Поп Иван, Серафима, Авила Парфен стали носить из поварни, уставлять на стол деревянную посуду, чашки, ложки, миски с солеными грибами, овсяным киселем, лотки с житным хлебом, бурачки берестяные с белой солью и всякий иной столовый обиход. Принесли корчагу с ягодным квасом на меду и — наконец — на железном листе — горячие, с пылу — две запеченные большие тушки заячьи, уже разрезанные на части. От ломтей зайчатины, обложенной травами, шел вкусный пар.

Все оживились. Серафима накладывала в миски куски мяса, грибы, овсяный кисель и оделяла каждого. Ковшом зачерпывала квас, наливала в чашки.

Поп Иван благословил пищу, начали есть, тихо при том беседуя.

— Хороши грибки соленые, — похвалил Степан. — Оно понятно, в лесу грибов пропасть. А соль откуда?

— Пять верст отсюда вверх, там, где река сквозь теснину пробивается, — сказал поп Иван, — есть ход в гору. Там соль каменная. Там ее ломаем, по реке на плоту свозим. Здесь размол делаем, потом в пищу кладем. Вот и грибы солим. Соль хороша, чиста.

— А куда река дальше уходит? — спросил Ворон.

— Дальше вниз, — отозвался Авила Парфен, — там горы поднимаются, сплошная стена. Ходу воде нет. Там река в провал уходит. Видно, глубоко идет, вокруг все время грохот стоит. Люди говорят, за горами, дальше, версты через четыре из-под земли, из скал, река опять на свет белый выбивается.

— Вот ты говоришь, отец Иван, без памяти жизни нет, — сказал Степан. — Это так. Так ведь для того, чтобы жизнь была, цвела, один счет дням и годам вести — мало.

— А что еще? — поп Иван отпил из чашки квасу, крякнул, — хорош!

— А кроме дней да годов, надо еще знать, что за люди жили-были, чем землю прославили, какие цари да князья правили, кто из них во что горазд был.

— А как же! На то писцы ученые есть, летописи ведут, все замечают. По кельям в монастырях старцы блаженные сидят, на пергамене буквы рисуют — и уставом, и полууставом, и скорописью. И то память наша о земле, ты верно сказал, — правдива и нетленна.

— Правдива ли? — усомнился Степан.

Поп Иван ухватил бороденку рукой, прищурил один глаз:

— Должна быть правдива.

— То-то — должна! — хмуро усмехнулся Степан. — А будет ли? Что еще там старцы по кельям про нынешнего царя Ивана напишут? Бог им судья. А мы вот, хотя пергамена белого и в глаза не видали, ни уставу, ни полууставу не учены, а про нашего царя-государя рассказать можем такое — старцам и не снилось.
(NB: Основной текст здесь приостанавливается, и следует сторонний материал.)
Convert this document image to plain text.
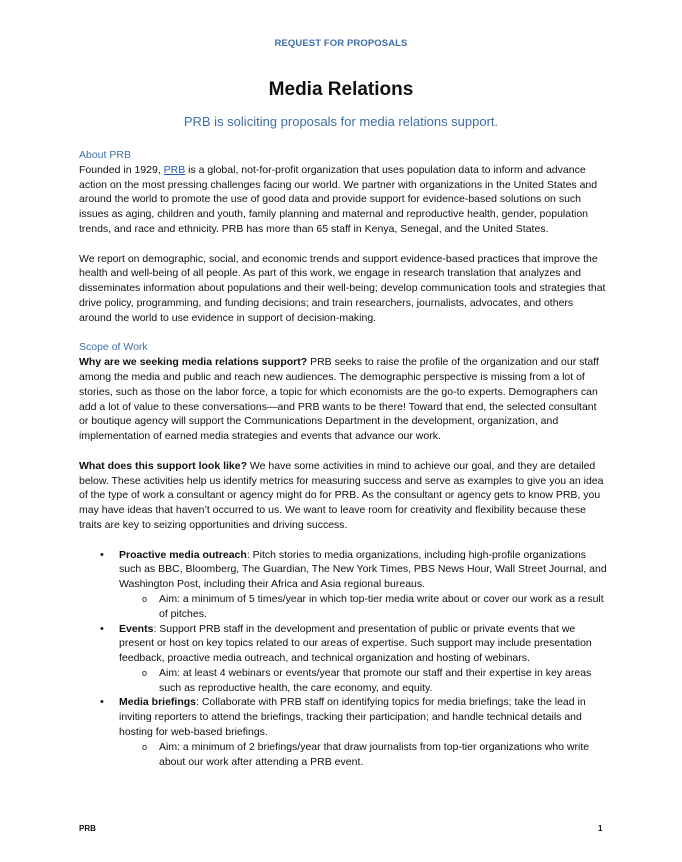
REQUEST FOR PROPOSALS
Media Relations
PRB is soliciting proposals for media relations support.
About PRB

Founded in 1929, PRB is a global, not-for-profit organization that uses population data to inform and advance action on the most pressing challenges facing our world. We partner with organizations in the United States and around the world to promote the use of good data and provide support for evidence-based solutions on such issues as aging, children and youth, family planning and maternal and reproductive health, gender, population trends, and race and ethnicity. PRB has more than 65 staff in Kenya, Senegal, and the United States.

We report on demographic, social, and economic trends and support evidence-based practices that improve the health and well-being of all people. As part of this work, we engage in research translation that analyzes and disseminates information about populations and their well-being; develop communication tools and strategies that drive policy, programming, and funding decisions; and train researchers, journalists, advocates, and others around the world to use evidence in support of decision-making.

Scope of Work

Why are we seeking media relations support? PRB seeks to raise the profile of the organization and our staff among the media and public and reach new audiences. The demographic perspective is missing from a lot of stories, such as those on the labor force, a topic for which economists are the go-to experts. Demographers can add a lot of value to these conversations—and PRB wants to be there! Toward that end, the selected consultant or boutique agency will support the Communications Department in the development, organization, and implementation of earned media strategies and events that advance our work.

What does this support look like? We have some activities in mind to achieve our goal, and they are detailed below. These activities help us identify metrics for measuring success and serve as examples to give you an idea of the type of work a consultant or agency might do for PRB. As the consultant or agency gets to know PRB, you may have ideas that haven’t occurred to us. We want to leave room for creativity and flexibility because these traits are key to seizing opportunities and driving success.

• Proactive media outreach: Pitch stories to media organizations, including high-profile organizations such as BBC, Bloomberg, The Guardian, The New York Times, PBS News Hour, Wall Street Journal, and Washington Post, including their Africa and Asia regional bureaus.
o Aim: a minimum of 5 times/year in which top-tier media write about or cover our work as a result of pitches.
• Events: Support PRB staff in the development and presentation of public or private events that we present or host on key topics related to our areas of expertise. Such support may include presentation feedback, proactive media outreach, and technical organization and hosting of webinars.
o Aim: at least 4 webinars or events/year that promote our staff and their expertise in key areas such as reproductive health, the care economy, and equity.
• Media briefings: Collaborate with PRB staff on identifying topics for media briefings; take the lead in inviting reporters to attend the briefings, tracking their participation; and handle technical details and hosting for web-based briefings.
o Aim: a minimum of 2 briefings/year that draw journalists from top-tier organizations who write about our work after attending a PRB event.
PRB	1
— Это так. А все ж правда доходит. Вот был на Москве великий князь Димитрий. Его потом Донским прозвали. Давно его уж на свете нет, а все помнят: он хана Мамая на поле Куликовом побил. Вот тебе и память.

Помолчали. Зайчатина всем пришлась по вкусу, и занимались ею усердно, приправляя грибами, овсяным киселем, запивая квасом.

— А в степи, в орде у вас тоже есть хан? — спросил Эмета Ворон.

— Есть. Хан есть и еще султаны есть.

— А кто был самый большой? Я в Крыму слышал, татары говорили, в давние времена был хан Чингис, по сей день самый большой, никто его не превзошел.

— Да, — кивнул Эмет. — Чингисхан поныне самый большой из всех ханов, кто был. Имя его правильно так: Шынкызхан, что значит — хан, рожденный истинной девой.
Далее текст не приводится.